Two Dip or not Two Dip ?

La croissance de l’économie américaine a accéléré au troisième trimestre avec un taux annualisé de 2% après 1,7% au deuxième tri

La croissance de l’économie américaine a accéléré au troisième trimestre avec un taux annualisé de 2% après 1,7% au deuxième trimestre. Peut-on dire pour autant que les Etats-Unis sont sortis d’affaire et qu’ils vont reprendre leur rôle de locomotive de l’économie mondiale ? Pour nombre d’experts – économistes et investisseurs – il est encore trop tôt pour l’assurer. Si la consommation des ménages semble repartir, l’investissement et le commerce extérieur suscite toujours des inquiétudes. Et certains redoutent une nouvelle récession alors que celle qui a débuté en décembre 2007 a pris fin en juin 2009.

Sur les marchés financiers, la question est toujours : « Two Dip or not Two Dip », selon la formule d’Ali Ould Rouis, président de Robeco Gestions.

Cette crainte explique par exemple pourquoi les places boursières restent prudentes : les entreprises sont très peu valorisées alors qu’elles ne cessent d’améliorer leurs résultats financiers. « Depuis cinq trimestres, les sociétés sont en bonne santé », souligne Philippe Brugere-Trelat, gérant chez Franklin Templeton Investments, qui dit ne pas croire au « Douple Dip ».

On assiste à ce paradoxe : le rendement des dividendes est supérieur à celui des obligations d’Etat.

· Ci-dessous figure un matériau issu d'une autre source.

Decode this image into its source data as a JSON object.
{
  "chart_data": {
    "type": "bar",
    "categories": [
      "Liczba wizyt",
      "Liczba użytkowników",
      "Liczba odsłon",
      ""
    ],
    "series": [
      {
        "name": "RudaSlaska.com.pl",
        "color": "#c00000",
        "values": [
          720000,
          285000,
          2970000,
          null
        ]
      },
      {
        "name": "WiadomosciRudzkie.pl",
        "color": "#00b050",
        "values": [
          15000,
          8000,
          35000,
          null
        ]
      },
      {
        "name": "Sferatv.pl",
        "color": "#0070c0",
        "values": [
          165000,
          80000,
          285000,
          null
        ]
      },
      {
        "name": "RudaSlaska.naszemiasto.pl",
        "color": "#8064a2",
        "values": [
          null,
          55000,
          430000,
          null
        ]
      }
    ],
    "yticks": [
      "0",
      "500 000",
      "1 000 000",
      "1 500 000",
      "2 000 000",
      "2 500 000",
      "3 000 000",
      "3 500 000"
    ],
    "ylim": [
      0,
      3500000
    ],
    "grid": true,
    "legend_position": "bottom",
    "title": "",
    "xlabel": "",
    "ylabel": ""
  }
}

Il est ainsi de plus de 7% pour plusieurs entreprises des secteurs des télécoms ou des services aux collectivités alors que les obligations allemandes et françaises à 10 ans offrent moins de 3%. En dépit de cet écart, il n’y a « pas d’acheteurs finaux », se plaignent les spécialistes.

Mais est-ce si surprenant ? Si les entreprises ont amélioré leurs résultats, elles le doivent à leurs efforts de restructuration et à la bonne santé des pays émergents, qui sont toujours en croissance. La demande interne aux Etats-Unis comme en Europe demeure faible, de laisser augurer une période de croissance molle.

Les plus pessimistes pensent que le « Double Dip » est certain. Plusieurs experts jugent même que les Etats-Unis sont probablement déjà en récession et que l’Europe risque de suivre dans les prochains mois. Il faut dire qu’outre-Atlantique, le chômage reste autour de 10% de la population active et que le modèle américain, basé sur la mobilité des travailleurs, est bloqué.

Comme l’explique Andreas Höfert, chef économiste chez UBS, jusqu’ici un Américain qui perdait son emploi pouvait envisager d’aller dans un autre Etat. Il pouvait vendre son logement et partir s’installer ailleurs. Aujourd’hui, le marché immobilier est bloqué : les prix continuent de baisser et le nombre de transactions reste à un niveau modeste. Du coup, toute transaction est impossible pour des millions d’Américains voulant bouger pour retrouver un emploi.

En Europe, l’activité économique ne repart pas franchement, ce qui ne permet pas de lutter contre le chômage. Le pays qui s’en sort le mieux est l’Allemagne, dont le modèle repose sur les exportations. Les autres souffrent d’autant plus qu’il faut dans le même temps assainir des finances publiques fortement dégradées depuis le début de la crise financière.

Une nouvelle récession semble donc inéluctable. C’est la raison pour laquelle la Réserve fédérale envisage aux Etats-Unis un nouveau programme d’assouplissement monétaire qui consisterait à injecter de l’argent massivement dans le système. En Europe, la Banque centrale européenne (BCE) est soumise à des tensions internes sur la question du rachat des obligations d’Etat. Dans ces conditions, on la voit mal proposer de faire tourner la planche aux billets.

Alors « Two Dip or not Two Dip » ? Objectivement, tout est réuni pour une nouvelle récession de part et d’autre de l’Atlantique. Mais on peut aussi avoir une situation à la japonaise : une croissance molle avec en toile de fond la crainte de la déflation. Les pays occidentaux peuvent continuer à profiter de la croissance des pays émergents mais cette période doit être mise à profit pour des réformes structurelles car les pays émergents auront fini d’émerger un jour.